Determine an Exit Strategy
Your exit strategy is why you’re investing and what you’re going to do with the tax sale investment. Investors might flip, rent, or wholesale a property post-tax sale. Your exit strategy guides everything you will do around a tax sale.
Read Up on Local Rules
Unless you already have, read about your local government’s process for conducting a tax sale. Look at the rules, the process of submitting a bid, and how and when a tax delinquent house finally becomes entirely yours. Missteps can cost you profit or the deal altogether.
Review Tax Sale Listings
Run through the full list of tax delinquent property listings before the tax sales date. Identify worthwhile investments based on a defined criteria that you have arrived at beforehand. Investigate each tax sale house to confirm what is most likely to produce a significant return.
Set a Clear Investment Budget
Decide in advance what you can afford to spend on a tax delinquent house. Determine a maximum price for each tax sale house, based on its market value, condition, and repair estimates. Factor in purchase/bid price, potential repairs, legal fees, and future property taxes. Adhere to your budget at all costs. Never overcommit financially and stress your bottom line. Be a responsible investor.
Analyze the Market Carefully
The risk is always present that a tax-delinquent house will prove difficult to sell, rent, or recoup a return. To mitigate this, research the market value of a property especially as it relates to whether a property has enough demand to be sold or rented. If a property is located in a declining neighbourhood or has a low value, consider moving to another house to avoid a potential financial loss.
Run a Title Search
Run a title search before placing a bid on any tax delinquent home. See if there are any unresolved legal issues associated with the property, such as liens, encumbrances, code violations, or other complications. Consider consulting with a real estate lawyer to investigate a house thoroughly.
Maximize Your Financial Return
A tax-delinquent property is attractive to many investors due to the potential for high returns. That said, an investor must consider how much money they’re putting in. The more they invest, the potential for less of a return. Carefully consider how much you’re willing to pay for a tax delinquent house.
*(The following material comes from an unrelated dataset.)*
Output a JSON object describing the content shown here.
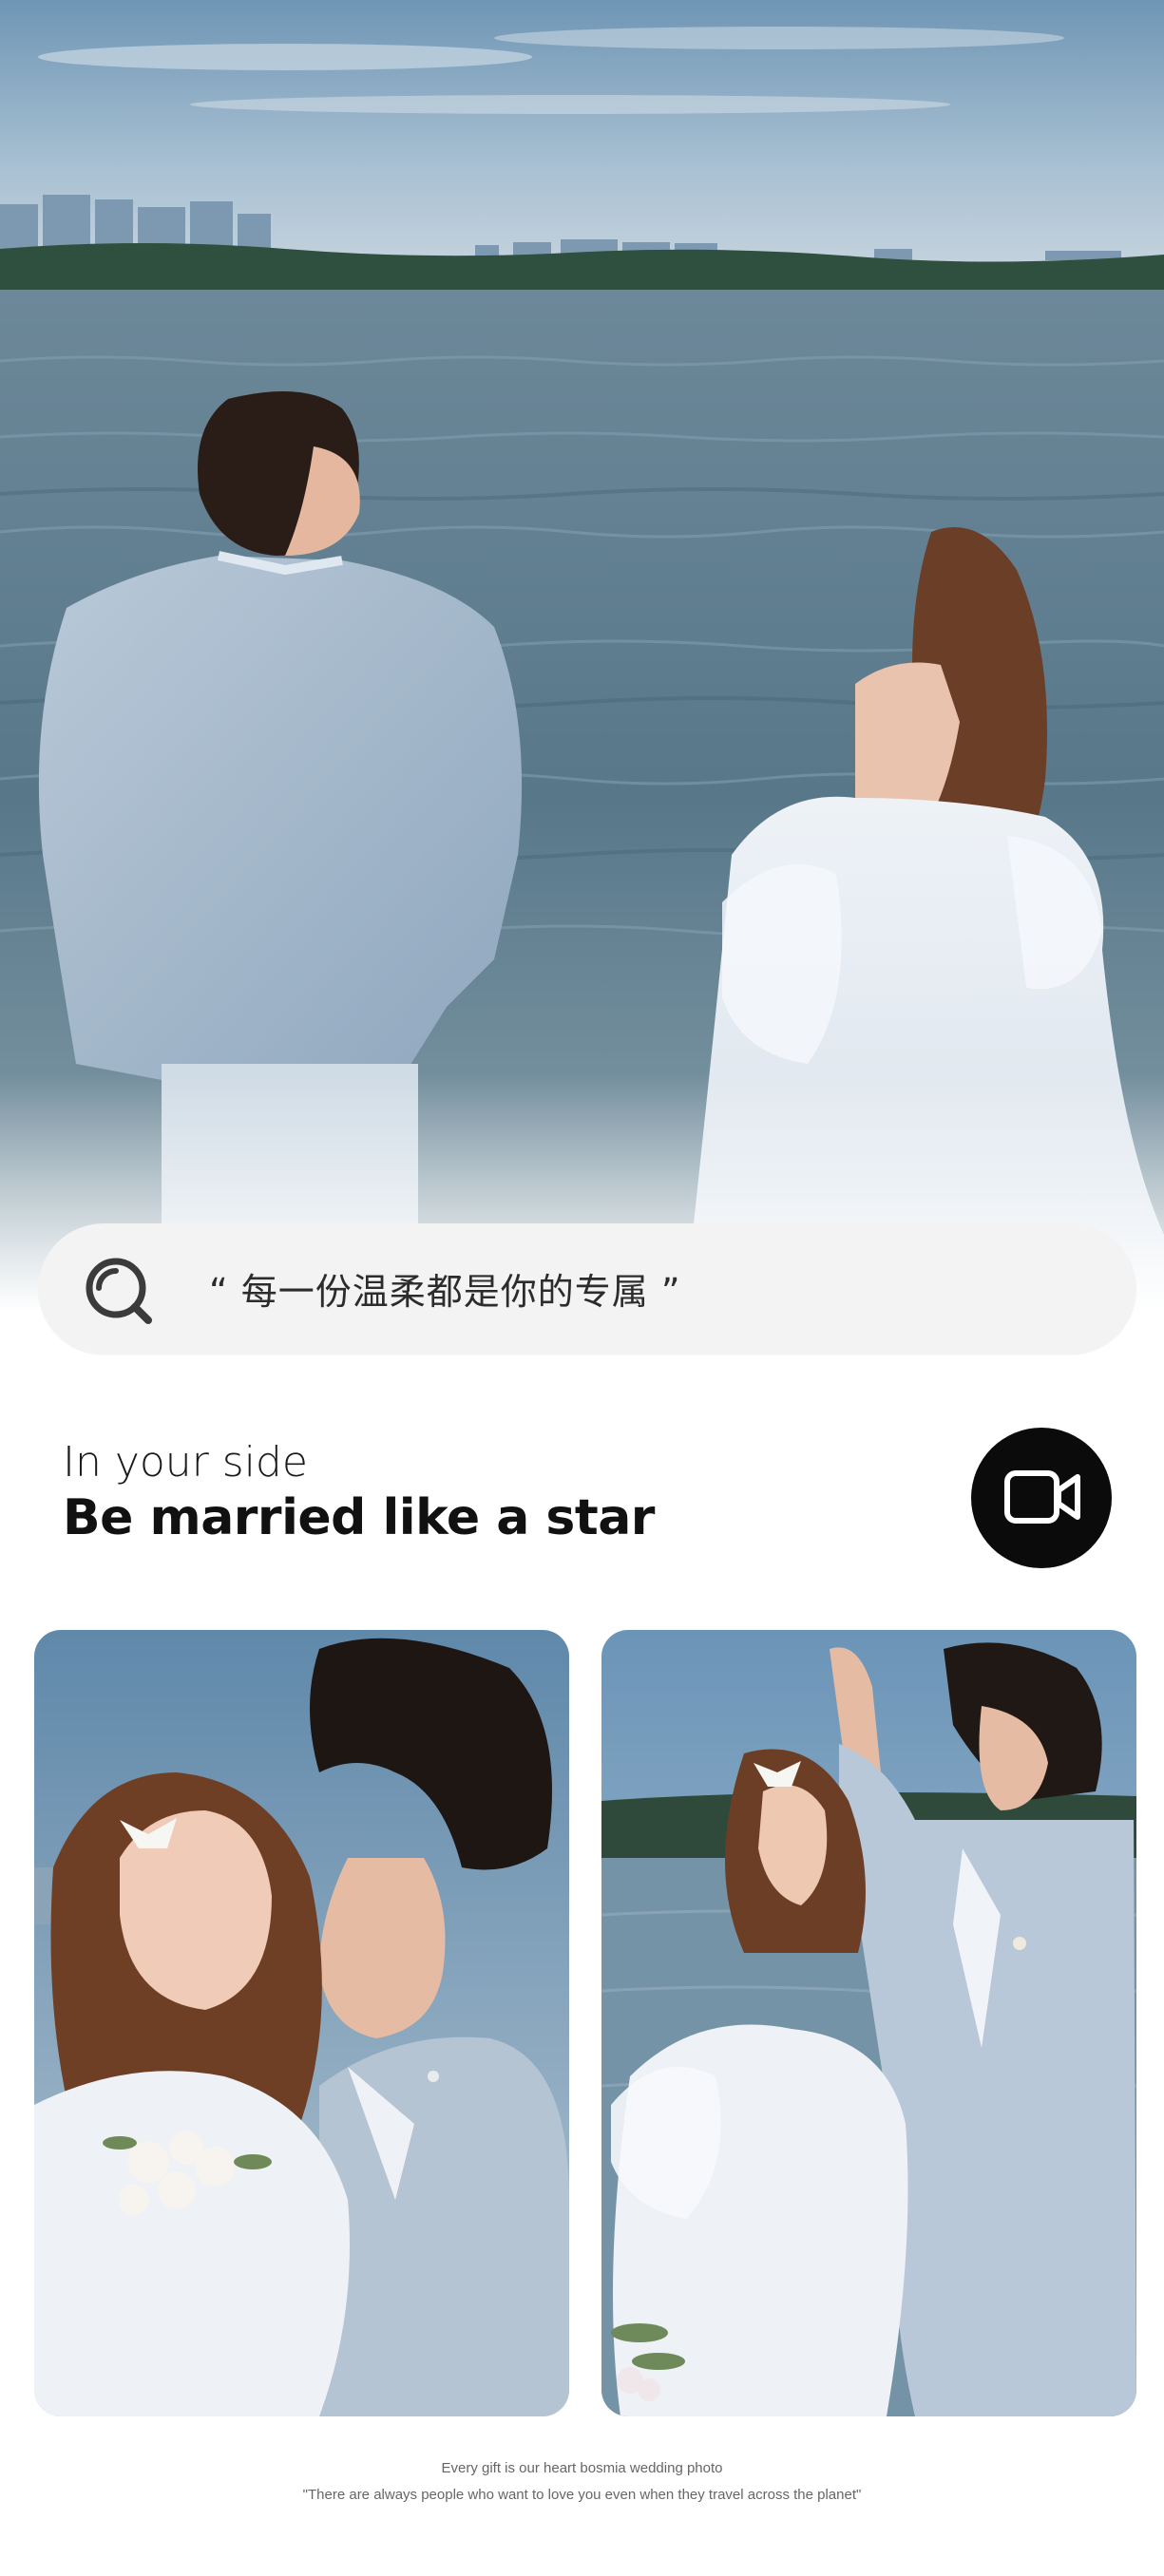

Complete a Drive-By Inspection
Physically inspect a tax delinquent house from a public place, such as a park or road. Assess the condition and look for any red flags, i.e. broken doors and windows, obvious signs of property damage, or poor surroundings.
Only Use Your Own Money
Do not borrow from family, friends, or any lender to buy a tax delinquent house. The risk is too high. If things go awry, you may not be able to repay. Only use your own funds when bidding on a tax delinquent house. These funds can come from your savings or any other source exclusively yours.
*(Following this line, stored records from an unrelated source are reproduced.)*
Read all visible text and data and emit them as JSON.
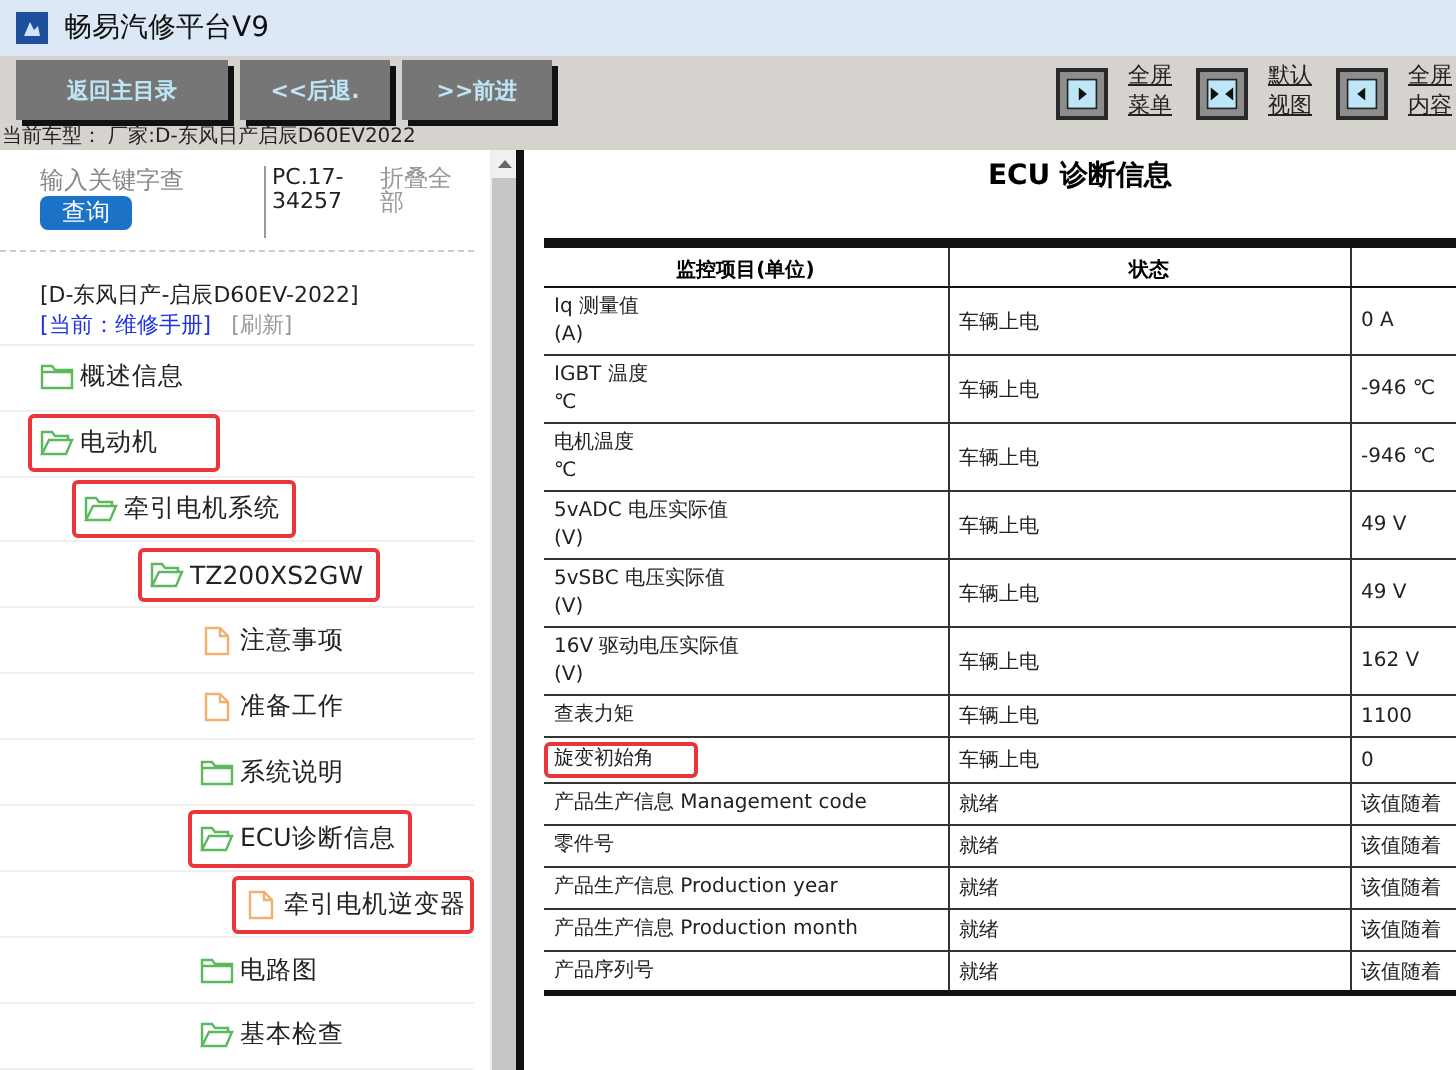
{
  "window": {
    "title": "畅易汽修平台V9"
  },
  "toolbar": {
    "buttons": [
      "返回主目录",
      "<<后退.",
      ">>前进"
    ],
    "view_buttons": [
      {
        "kind": "right",
        "lines": [
          "全屏",
          "菜单"
        ]
      },
      {
        "kind": "both",
        "lines": [
          "默认",
          "视图"
        ]
      },
      {
        "kind": "left",
        "lines": [
          "全屏",
          "内容"
        ]
      }
    ]
  },
  "vehicle_line": "当前车型： 厂家:D-东风日产启辰D60EV2022",
  "sidebar": {
    "search": {
      "placeholder": "输入关键字查",
      "button": "查询"
    },
    "code": "PC.17-34257",
    "collapse_all": "折叠全部",
    "vehicle": "[D-东风日产-启辰D60EV-2022]",
    "current": "[当前：维修手册]",
    "refresh": "[刷新]",
    "tree": [
      {
        "kind": "folder",
        "label": "概述信息",
        "expanded": false,
        "highlighted": false
      },
      {
        "kind": "folder",
        "label": "电动机",
        "expanded": true,
        "highlighted": true,
        "children": [
          {
            "kind": "folder",
            "label": "牵引电机系统",
            "expanded": true,
            "highlighted": true,
            "children": [
              {
                "kind": "folder",
                "label": "TZ200XS2GW",
                "expanded": true,
                "highlighted": true,
                "children": [
                  {
                    "kind": "doc",
                    "label": "注意事项",
                    "highlighted": false
                  },
                  {
                    "kind": "doc",
                    "label": "准备工作",
                    "highlighted": false
                  },
                  {
                    "kind": "folder",
                    "label": "系统说明",
                    "expanded": false,
                    "highlighted": false
                  },
                  {
                    "kind": "folder",
                    "label": "ECU诊断信息",
                    "expanded": true,
                    "highlighted": true,
                    "children": [
                      {
                        "kind": "doc",
                        "label": "牵引电机逆变器",
                        "highlighted": true
                      }
                    ]
                  },
                  {
                    "kind": "folder",
                    "label": "电路图",
                    "expanded": false,
                    "highlighted": false
                  },
                  {
                    "kind": "folder",
                    "label": "基本检查",
                    "expanded": true,
                    "highlighted": false
                  }
                ]
              }
            ]
          }
        ]
      }
    ]
  },
  "document": {
    "title": "ECU 诊断信息",
    "table": {
      "columns": [
        "监控项目(单位)",
        "状态"
      ],
      "rows": [
        {
          "item": "Iq 测量值",
          "unit": "(A)",
          "state": "车辆上电",
          "value": "0 A",
          "highlighted": false
        },
        {
          "item": "IGBT 温度",
          "unit": "℃",
          "state": "车辆上电",
          "value": "-946 ℃",
          "highlighted": false
        },
        {
          "item": "电机温度",
          "unit": "℃",
          "state": "车辆上电",
          "value": "-946 ℃",
          "highlighted": false
        },
        {
          "item": "5vADC 电压实际值",
          "unit": "(V)",
          "state": "车辆上电",
          "value": "49 V",
          "highlighted": false
        },
        {
          "item": "5vSBC 电压实际值",
          "unit": "(V)",
          "state": "车辆上电",
          "value": "49 V",
          "highlighted": false
        },
        {
          "item": "16V 驱动电压实际值",
          "unit": "(V)",
          "state": "车辆上电",
          "value": "162 V",
          "highlighted": false
        },
        {
          "item": "查表力矩",
          "state": "车辆上电",
          "value": "1100",
          "highlighted": false
        },
        {
          "item": "旋变初始角",
          "state": "车辆上电",
          "value": "0",
          "highlighted": true
        },
        {
          "item": "产品生产信息 Management code",
          "state": "就绪",
          "value": "该值随着",
          "highlighted": false
        },
        {
          "item": "零件号",
          "state": "就绪",
          "value": "该值随着",
          "highlighted": false
        },
        {
          "item": "产品生产信息 Production year",
          "state": "就绪",
          "value": "该值随着",
          "highlighted": false
        },
        {
          "item": "产品生产信息 Production month",
          "state": "就绪",
          "value": "该值随着",
          "highlighted": false
        },
        {
          "item": "产品序列号",
          "state": "就绪",
          "value": "该值随着",
          "highlighted": false
        }
      ]
    }
  }
}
Estimate Repair Costs Early
Many tax delinquent houses are distressed or abandoned. As soon as you’re able to, have a full home inspection done after a tax sale. Receive a rough estimate on what repairs or renovations are needed.
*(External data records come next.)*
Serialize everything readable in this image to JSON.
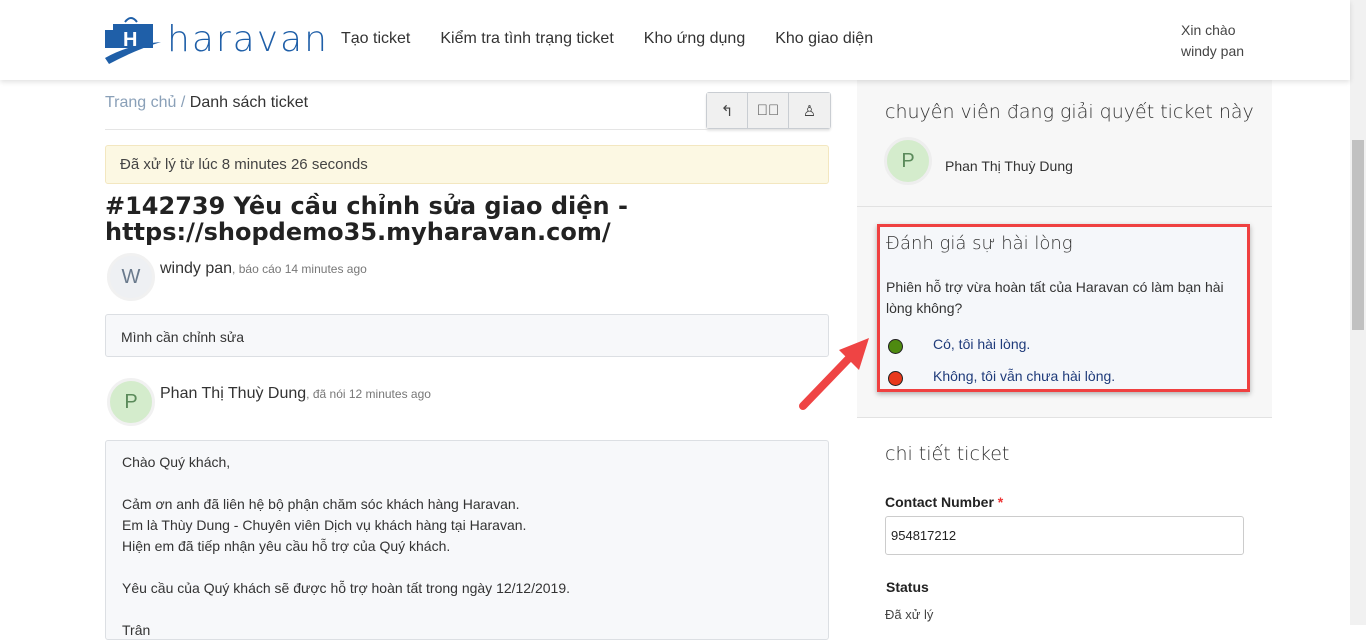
{
  "header": {
    "brand": "haravan",
    "nav": [
      "Tạo ticket",
      "Kiểm tra tình trạng ticket",
      "Kho ứng dụng",
      "Kho giao diện"
    ],
    "greeting": "Xin chào",
    "user": "windy pan"
  },
  "breadcrumb": {
    "home": "Trang chủ /",
    "current": "Danh sách ticket"
  },
  "alert": "Đã xử lý từ lúc 8 minutes 26 seconds",
  "ticket_title": "#142739 Yêu cầu chỉnh sửa giao diện - https://shopdemo35.myharavan.com/",
  "comments": [
    {
      "initial": "W",
      "name": "windy pan",
      "meta": ", báo cáo 14 minutes ago",
      "body": [
        "Mình cần chỉnh sửa"
      ]
    },
    {
      "initial": "P",
      "name": "Phan Thị Thuỳ Dung",
      "meta": ", đã nói 12 minutes ago",
      "body": [
        "Chào Quý khách,",
        "",
        "Cảm ơn anh đã liên hệ bộ phận chăm sóc khách hàng Haravan.",
        "Em là Thùy Dung - Chuyên viên Dịch vụ khách hàng tại Haravan.",
        "Hiện em đã tiếp nhận yêu cầu hỗ trợ của Quý khách.",
        "",
        "Yêu cầu của Quý khách sẽ được hỗ trợ hoàn tất trong ngày 12/12/2019.",
        "",
        "Trân"
      ]
    }
  ],
  "agent": {
    "heading": "chuyên viên đang giải quyết ticket này",
    "initial": "P",
    "name": "Phan Thị Thuỳ Dung"
  },
  "rating": {
    "heading": "Đánh giá sự hài lòng",
    "question": "Phiên hỗ trợ vừa hoàn tất của Haravan có làm bạn hài lòng không?",
    "yes": "Có, tôi hài lòng.",
    "no": "Không, tôi vẫn chưa hài lòng.",
    "yes_color": "#4e8a10",
    "no_color": "#e8391c"
  },
  "details": {
    "heading": "chi tiết ticket",
    "contact_label": "Contact Number",
    "required": "*",
    "contact_value": "954817212",
    "status_label": "Status",
    "status_value": "Đã xử lý"
  }
}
Invest in a House at a Time
It may be tempting to diversify your tax-delinquent house portfolio. However, the risk is you stretch yourself too thin and then don’t have the funds to complete repairs, renovations, and redevelopment properties under your name. Invest in one tax-delinquent house at a time and take it slowly.
Retain Your Tax Sale Investment Long-Term
A tax delinquent house is not a quick in-and-out investment. Expect to hold on to this asset for a year or two at minimum. There may be a redemption period that needs to pass, in addition to the time spent on repairs, renovations, updates, and preparing your house to reap a return.
Be Transparent with the Prior Owner
A declared winner might want to consider reaching out to the prior owner. Continue to communicate respectfully and positively with them, even if you are in the process of evicting them.
Pursue Evictions with Legal Support
Any work you do with your tax delinquent house investment should be done with respect to what’s legal. An eviction should be done with the help of a lawyer, following all legal rules to ensure it is done correctly.